Zwischen Faschismus, Kräuterseitlingen und großer Musik

Ich rekapituliere mal die letzten Tage.

- In Clausnitz (Sachsen, wo sonst) umzingelt ein entmenschter, 100köpfiger Mob einen Bus mit 15 Flüchtlingen, die in dem Ort untergebracht werden sollen. Verängstigte Businsassen werden von der Polizei gewaltsam heraus gezerrt, der Leiter der Polizeidirektion rechtfertigt dies und kündigt zudem an, gegen Flüchtlinge wegen Widerstandes zu ermitteln.

- In Bautzen (Sachsen, wo sonst) klatschen gröhlende Erwachsene und Kinder Beifall, als ein Haus, in dem Flüchtlinge untergebracht werden sollten, nach einer Brandstiftung in Flammen aufgeht. Einige versuchen, die Löscharbeiten massiv zu behindern.

- In Berlin blockiert die CDU den schnellen Bau von dauerhaften Unterkünften für bis zu 15.000 Flüchtlinge.

-In Brüssel wurde vereinbart, dass Zuwanderern aus anderen EU-Ländern bis zu vier Jahren Sozialleistungen verweigert werden können. Kein Ergebnis gab es dagegen bei der Frage der Verteilung der in Griechenland ankommenden und registrierten Flüchtlinge. Man setzt darauf, dass der durchgeknallte Kurdenschlächter Erdogan es irgendwie schaffen wird, Flüchtlinge weitgehend an der Überfahrt nach Griechenland zu hindern. Dafür soll er viel Geld bekommen, sowie die stillschweigende Duldung des Terrors gegen die Kurden in der Türkei, Syrien und dem Irak.

- In den Umfragen zu den drei Landtagswahlen im März klettert die AfD von einem Rekordwert zum nächsten. Der Wettlauf von CDU/CSU, SPD und Grünen um eine möglichst AfD-affine Flüchtlingspolitik wird immer hektischer.

- In Berlin-Moabit wird derweil erbittert über die geplante Ersetzung von Gaslaternen durch LED-Leuchten gestritten.

Zeit, um was Schönes zu essen. Z.B. gebratene Kräuterseitlinge mit Estragon-Zitronenschalen-Mayonnaise und geriebenem Pecorino. ( ein Rezept aus „Effilee“)

fehlen natürlich noch ein paar Scheiben Baguette

Zeit, um was Schönes zu trinken. Z.B. einen großen, mineralisch geprägten Riesling von der Mosel, voller Saft, schier überbordend von Aromen tropischer Früchte und mit dezenter Kräuterwürze. (über den schreibe ich ein anderes Mal mehr).

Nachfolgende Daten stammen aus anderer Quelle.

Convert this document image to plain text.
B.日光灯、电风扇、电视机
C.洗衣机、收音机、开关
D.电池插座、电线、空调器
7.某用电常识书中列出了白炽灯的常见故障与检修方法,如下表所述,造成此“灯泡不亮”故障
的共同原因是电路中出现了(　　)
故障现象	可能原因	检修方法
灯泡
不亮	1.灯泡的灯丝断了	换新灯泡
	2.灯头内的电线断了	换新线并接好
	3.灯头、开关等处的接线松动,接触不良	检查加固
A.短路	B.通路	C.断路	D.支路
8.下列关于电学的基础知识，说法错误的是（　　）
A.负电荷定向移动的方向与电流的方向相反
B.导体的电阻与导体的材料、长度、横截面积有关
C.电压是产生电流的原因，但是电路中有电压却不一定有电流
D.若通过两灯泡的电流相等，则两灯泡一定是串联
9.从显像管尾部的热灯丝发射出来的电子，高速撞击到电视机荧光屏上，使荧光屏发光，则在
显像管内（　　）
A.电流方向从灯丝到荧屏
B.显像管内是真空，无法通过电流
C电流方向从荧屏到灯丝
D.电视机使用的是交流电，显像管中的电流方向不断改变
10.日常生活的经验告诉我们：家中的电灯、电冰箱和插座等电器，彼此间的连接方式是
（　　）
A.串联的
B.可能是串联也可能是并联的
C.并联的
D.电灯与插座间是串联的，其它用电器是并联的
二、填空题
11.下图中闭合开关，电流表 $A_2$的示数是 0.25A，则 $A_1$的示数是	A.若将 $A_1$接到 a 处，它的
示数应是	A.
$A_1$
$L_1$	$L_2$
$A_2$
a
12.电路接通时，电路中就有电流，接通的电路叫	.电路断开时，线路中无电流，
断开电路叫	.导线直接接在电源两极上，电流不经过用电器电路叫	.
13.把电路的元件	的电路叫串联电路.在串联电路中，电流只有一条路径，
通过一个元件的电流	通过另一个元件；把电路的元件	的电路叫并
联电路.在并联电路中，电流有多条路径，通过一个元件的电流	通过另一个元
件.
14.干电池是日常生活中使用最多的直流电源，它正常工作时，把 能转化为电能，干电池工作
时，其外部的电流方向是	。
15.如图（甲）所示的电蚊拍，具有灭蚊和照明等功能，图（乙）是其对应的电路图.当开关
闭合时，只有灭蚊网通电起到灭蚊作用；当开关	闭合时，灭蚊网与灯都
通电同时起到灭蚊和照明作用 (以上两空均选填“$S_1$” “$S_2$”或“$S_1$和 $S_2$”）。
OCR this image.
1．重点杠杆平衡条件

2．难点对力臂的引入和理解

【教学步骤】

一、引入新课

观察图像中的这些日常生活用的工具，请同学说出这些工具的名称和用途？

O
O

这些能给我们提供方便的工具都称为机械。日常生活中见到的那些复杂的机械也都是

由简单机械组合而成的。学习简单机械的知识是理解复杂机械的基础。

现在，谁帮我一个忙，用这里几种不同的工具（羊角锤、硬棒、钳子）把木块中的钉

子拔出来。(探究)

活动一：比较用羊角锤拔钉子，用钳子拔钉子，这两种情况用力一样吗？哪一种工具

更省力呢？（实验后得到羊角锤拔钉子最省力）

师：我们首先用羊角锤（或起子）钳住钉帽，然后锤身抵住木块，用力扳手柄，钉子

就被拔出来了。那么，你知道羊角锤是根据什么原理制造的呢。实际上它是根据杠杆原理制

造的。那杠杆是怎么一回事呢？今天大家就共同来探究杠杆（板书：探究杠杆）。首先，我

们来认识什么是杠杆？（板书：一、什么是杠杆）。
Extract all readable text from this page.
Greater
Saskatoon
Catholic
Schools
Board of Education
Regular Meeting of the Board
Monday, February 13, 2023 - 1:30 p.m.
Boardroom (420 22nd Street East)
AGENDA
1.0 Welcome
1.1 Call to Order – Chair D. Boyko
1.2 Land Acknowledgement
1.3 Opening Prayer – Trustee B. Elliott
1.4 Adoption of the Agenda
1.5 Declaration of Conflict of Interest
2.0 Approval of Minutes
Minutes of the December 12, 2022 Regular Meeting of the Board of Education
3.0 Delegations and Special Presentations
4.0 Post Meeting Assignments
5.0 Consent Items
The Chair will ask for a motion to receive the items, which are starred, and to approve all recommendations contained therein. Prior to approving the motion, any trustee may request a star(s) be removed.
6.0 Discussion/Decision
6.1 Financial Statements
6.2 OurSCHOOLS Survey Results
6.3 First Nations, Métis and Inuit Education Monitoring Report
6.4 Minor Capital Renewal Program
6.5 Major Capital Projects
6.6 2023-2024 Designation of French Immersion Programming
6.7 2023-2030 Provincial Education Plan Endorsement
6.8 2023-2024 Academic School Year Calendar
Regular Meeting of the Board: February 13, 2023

Und natürlich Zeit, mal ein außerordentliches Stück Musik zu hören. Wie z.B. die neue CD vom ebenfalls neuen Joachim-Kühn-Trio- „Beauty & Truth“. Der große Altmeister des modernen deutschen Jazz hat sich mal wieder neu erfunden und spielt sich leichtfüßig (oder besser: leichthändig) und höllisch groovend durch ein paar Jahrzehnte Rock- und vor allem Jazzgeschichte. Mit freundlichen Grüßen von den Doors, George Gershwin, Ornette Coleman, Gil Evans und Krzystof Komeda. Keine „Coverversionen“ sondern Extraktion des „spirits“ eines jeden Stückes und dessen respektvolle Verarbeitung im unnachahmlichen Kühn-Sound, unterstützt von zwei kongenialen „jungen Wilden“ (Eric Scafer (drums), Chirs Jennings (bass). Ganz groß und vor allem Seelenmassage.

Den nicht nur, aber besonders in Sachsen erstarkenden Faschismus wird man mit Kräuterseitlingen, Riesling und einer CD von Joachim Kühn nicht stoppen können. Zumal er sich allmählich von den Rändern der Gesellschaft in die so genannte Mitte vorfrisst. Doch Genuss ist bekanntlich auch eine Form von mentaler Notwehr.